GPIO (General-Purpose Input/Output) — The row of programmable pins on a Raspberry Pi that can be used to read signals from sensors or send signals to actuators (LEDs, motors, relays). NeoPixels and many other peripherals are controlled through GPIO.
WS2812B — The LED driver IC inside most NeoPixel products. Each chip controls one RGB LED and passes the data signal along a chain, so you can address hundreds of LEDs using a single GPIO pin and a timed serial protocol.
VOC (Volatile Organic Compound) — Organic chemicals that easily evaporate at room temperature. Many common household products (paints, cleaning agents, adhesives) emit VOCs. High VOC levels indoors are often correlated with reduced air quality, which is why the BME680 includes a VOC index alongside temperature and humidity.

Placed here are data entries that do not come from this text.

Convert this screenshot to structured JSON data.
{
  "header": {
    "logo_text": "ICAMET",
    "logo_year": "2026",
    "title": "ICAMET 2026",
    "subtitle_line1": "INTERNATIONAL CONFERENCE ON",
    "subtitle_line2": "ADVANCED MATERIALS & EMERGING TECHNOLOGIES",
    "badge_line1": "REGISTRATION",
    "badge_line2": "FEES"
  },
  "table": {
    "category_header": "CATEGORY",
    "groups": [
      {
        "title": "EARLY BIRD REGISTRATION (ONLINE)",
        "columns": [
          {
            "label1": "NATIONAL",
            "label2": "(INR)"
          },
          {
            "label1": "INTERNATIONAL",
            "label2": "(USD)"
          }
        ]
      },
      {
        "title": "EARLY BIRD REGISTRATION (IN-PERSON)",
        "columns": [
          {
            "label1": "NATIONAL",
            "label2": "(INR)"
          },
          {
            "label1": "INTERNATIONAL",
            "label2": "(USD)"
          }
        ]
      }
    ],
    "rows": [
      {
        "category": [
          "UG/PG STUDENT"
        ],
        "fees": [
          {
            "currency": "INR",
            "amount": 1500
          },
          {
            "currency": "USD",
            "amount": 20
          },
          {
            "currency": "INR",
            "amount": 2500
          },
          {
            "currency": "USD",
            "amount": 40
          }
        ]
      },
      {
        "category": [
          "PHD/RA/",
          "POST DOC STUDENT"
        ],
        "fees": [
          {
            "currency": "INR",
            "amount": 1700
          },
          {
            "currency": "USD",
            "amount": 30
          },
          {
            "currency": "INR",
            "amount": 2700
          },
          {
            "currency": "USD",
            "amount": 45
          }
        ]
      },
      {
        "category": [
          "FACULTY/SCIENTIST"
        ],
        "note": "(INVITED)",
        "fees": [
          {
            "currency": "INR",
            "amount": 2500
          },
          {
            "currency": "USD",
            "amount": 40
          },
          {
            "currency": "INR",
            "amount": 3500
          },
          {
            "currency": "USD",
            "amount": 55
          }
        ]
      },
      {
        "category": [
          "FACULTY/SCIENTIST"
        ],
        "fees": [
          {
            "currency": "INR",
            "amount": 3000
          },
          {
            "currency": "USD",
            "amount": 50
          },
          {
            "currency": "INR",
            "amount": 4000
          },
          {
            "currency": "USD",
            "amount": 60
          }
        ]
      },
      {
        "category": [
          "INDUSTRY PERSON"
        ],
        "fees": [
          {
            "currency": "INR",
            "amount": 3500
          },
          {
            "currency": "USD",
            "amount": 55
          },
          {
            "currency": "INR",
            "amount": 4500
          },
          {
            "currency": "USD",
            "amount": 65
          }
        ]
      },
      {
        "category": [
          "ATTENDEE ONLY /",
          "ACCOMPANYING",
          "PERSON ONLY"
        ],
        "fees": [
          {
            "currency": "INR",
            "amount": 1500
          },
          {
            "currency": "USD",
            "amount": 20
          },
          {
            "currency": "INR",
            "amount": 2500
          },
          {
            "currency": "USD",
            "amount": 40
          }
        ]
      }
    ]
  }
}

pnpm — A fast, disk-efficient Node.js package manager. Unlike npm, it stores packages once in a central content-addressable store and hard-links them into each project’s node_modules, saving both disk space and install time. OpenClaw uses it as its package manager.
ARM64 / AArch64 — The 64-bit instruction set architecture used by Raspberry Pi 4 and 5 chips (and Apple Silicon Macs). Most cloud servers and desktop computers run x86-64 (AMD64) instead, which is why a multi-platform Docker build is needed to produce an image that runs on both.